Dans les écoles de théâtre et de danse, une rentrée bouleversée par le coronavirus

Par Maya Baldoureaux-Fredon, publié le 24 Septembre 2020
4 min

Contacts proscrits, distances à respecter, masques obligatoires… pour les étudiants en théâtre ou en danse, cette rentrée scolaire avec distanciation physique prend une autre dimension. Dans ces formations où l’on se touche, où l’on transpire, où l’on postillonne, parfois, comment respecter les gestes barrières ? Des étudiants racontent.

Des carrés individuels dessinés au sol pour délimiter l’espace de danse, des cours par zoom… Pour Marie, étudiante en dernière année de danse contemporaine au Conservatoire de Paris (75), cette reprise à un goût "très étrange". "C’est ça la danse en 2020 ?", se désole-t-elle.

Avec le coronavirus, de nombreuses dispositions ont été prises pour la rentrée : "Les médecins du sport présents à l’école ont donné leur feu vert pour la pratique de la danse avec le masque. Du coup on fait plus souvent des pauses, on aère", explique Cédric Andrieux, directeur des études chorégraphiques au Conservatoire de Paris.
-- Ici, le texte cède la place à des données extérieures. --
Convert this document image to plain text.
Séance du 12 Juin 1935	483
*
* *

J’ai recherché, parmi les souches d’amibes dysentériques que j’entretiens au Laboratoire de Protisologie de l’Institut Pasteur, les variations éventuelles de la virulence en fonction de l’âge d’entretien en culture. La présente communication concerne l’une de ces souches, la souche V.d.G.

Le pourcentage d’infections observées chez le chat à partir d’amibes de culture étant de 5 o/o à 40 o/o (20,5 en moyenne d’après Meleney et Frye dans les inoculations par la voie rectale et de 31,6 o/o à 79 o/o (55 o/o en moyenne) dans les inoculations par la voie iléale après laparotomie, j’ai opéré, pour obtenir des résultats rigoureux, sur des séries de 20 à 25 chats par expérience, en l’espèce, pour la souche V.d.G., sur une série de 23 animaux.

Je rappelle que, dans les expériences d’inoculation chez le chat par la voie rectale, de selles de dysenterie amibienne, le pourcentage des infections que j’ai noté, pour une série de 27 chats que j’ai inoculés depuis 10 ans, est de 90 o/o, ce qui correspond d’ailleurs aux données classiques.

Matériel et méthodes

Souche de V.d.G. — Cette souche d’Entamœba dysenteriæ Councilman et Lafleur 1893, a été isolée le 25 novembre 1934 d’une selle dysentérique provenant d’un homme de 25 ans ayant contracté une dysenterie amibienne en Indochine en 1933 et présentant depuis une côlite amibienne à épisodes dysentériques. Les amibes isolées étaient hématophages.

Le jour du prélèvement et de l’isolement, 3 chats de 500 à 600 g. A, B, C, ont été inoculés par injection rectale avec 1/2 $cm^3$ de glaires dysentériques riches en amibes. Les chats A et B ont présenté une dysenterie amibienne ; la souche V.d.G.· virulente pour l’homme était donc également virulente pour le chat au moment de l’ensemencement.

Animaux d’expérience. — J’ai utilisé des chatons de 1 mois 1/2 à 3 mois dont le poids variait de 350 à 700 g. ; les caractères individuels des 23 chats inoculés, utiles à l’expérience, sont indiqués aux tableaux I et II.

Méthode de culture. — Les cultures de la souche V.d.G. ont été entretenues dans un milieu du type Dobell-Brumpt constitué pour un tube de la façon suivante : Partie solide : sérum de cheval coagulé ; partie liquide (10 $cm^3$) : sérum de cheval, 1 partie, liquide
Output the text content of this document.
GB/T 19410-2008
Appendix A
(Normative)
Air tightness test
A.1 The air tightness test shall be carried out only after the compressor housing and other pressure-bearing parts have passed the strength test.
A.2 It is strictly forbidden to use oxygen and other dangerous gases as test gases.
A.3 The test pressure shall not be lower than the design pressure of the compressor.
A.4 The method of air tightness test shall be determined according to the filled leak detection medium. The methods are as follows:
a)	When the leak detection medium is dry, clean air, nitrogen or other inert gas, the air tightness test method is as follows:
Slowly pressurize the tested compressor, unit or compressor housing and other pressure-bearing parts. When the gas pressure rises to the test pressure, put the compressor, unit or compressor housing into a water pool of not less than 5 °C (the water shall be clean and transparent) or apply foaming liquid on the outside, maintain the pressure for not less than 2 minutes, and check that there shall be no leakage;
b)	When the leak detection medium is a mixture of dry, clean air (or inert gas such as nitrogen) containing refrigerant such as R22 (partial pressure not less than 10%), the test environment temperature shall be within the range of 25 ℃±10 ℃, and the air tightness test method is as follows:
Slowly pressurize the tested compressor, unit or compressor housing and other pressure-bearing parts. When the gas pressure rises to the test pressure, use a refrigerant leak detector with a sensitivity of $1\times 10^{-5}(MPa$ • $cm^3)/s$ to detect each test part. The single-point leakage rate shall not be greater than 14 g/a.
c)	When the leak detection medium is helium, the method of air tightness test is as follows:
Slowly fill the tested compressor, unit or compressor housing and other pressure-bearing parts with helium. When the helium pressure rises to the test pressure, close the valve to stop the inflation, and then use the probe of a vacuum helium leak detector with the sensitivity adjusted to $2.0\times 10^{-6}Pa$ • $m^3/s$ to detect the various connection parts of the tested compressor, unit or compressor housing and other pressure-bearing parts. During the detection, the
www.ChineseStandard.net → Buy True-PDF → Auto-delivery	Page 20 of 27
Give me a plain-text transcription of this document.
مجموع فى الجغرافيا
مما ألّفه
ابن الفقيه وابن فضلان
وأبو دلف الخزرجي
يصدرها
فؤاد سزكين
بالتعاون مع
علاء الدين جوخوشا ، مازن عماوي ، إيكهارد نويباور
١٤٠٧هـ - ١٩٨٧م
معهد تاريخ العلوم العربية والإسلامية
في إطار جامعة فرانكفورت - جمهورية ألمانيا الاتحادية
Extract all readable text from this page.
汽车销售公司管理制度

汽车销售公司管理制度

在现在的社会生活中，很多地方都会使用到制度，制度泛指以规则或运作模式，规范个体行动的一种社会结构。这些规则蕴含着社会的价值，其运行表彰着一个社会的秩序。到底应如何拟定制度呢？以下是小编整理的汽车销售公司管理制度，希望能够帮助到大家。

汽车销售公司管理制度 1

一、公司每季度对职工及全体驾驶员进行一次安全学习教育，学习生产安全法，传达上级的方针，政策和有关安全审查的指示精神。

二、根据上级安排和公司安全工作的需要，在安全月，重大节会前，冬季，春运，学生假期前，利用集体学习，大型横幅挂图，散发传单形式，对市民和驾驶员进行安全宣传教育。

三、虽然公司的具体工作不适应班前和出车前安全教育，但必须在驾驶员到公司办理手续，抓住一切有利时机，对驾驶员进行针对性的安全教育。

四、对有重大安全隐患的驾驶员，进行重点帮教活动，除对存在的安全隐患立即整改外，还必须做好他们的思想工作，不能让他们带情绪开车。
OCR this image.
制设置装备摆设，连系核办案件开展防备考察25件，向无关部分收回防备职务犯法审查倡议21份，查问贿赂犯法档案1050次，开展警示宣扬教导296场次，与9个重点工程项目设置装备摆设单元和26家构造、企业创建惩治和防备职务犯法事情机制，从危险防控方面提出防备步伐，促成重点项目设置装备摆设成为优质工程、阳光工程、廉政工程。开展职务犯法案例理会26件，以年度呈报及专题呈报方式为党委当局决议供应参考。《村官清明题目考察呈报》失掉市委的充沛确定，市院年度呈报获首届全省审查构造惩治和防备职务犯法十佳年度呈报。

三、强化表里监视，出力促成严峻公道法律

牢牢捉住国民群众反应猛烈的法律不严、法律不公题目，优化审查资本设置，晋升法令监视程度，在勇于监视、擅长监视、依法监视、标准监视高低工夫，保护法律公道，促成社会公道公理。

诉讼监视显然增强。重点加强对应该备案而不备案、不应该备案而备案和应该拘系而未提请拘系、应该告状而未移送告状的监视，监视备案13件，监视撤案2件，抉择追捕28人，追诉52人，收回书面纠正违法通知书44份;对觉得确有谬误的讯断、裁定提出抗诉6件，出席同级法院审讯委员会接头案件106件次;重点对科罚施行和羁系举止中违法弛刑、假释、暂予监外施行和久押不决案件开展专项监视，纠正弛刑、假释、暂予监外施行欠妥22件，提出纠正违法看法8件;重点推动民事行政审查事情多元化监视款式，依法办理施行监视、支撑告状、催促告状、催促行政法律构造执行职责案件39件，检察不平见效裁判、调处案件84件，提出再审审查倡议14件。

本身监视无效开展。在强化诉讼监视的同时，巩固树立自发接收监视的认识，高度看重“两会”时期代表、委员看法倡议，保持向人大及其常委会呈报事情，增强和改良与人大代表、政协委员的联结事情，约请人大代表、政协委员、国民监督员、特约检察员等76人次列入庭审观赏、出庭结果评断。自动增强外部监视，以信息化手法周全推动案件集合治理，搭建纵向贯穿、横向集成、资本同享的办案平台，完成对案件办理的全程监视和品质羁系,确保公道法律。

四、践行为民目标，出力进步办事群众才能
"On danse avec le masque et on se lave beaucoup les mains. Comme on reprend des pièces de répertoire, on se touche, on porte, on ne pouvait pas changer la choré", justifie Marie. L’école privée Millenium Dance Center à Cagnes-sur-Mer (06), dans les Alpes-Maritimes, a fait le choix inverse : "On évite les chorégraphies où il y a des contacts, les élèves restent à un ou deux mètres de distance quand ils dansent : ils peuvent enlever le masque", détaille Bruno Caprioli, professeur de modern jazz et directeur de la formation professionnelle.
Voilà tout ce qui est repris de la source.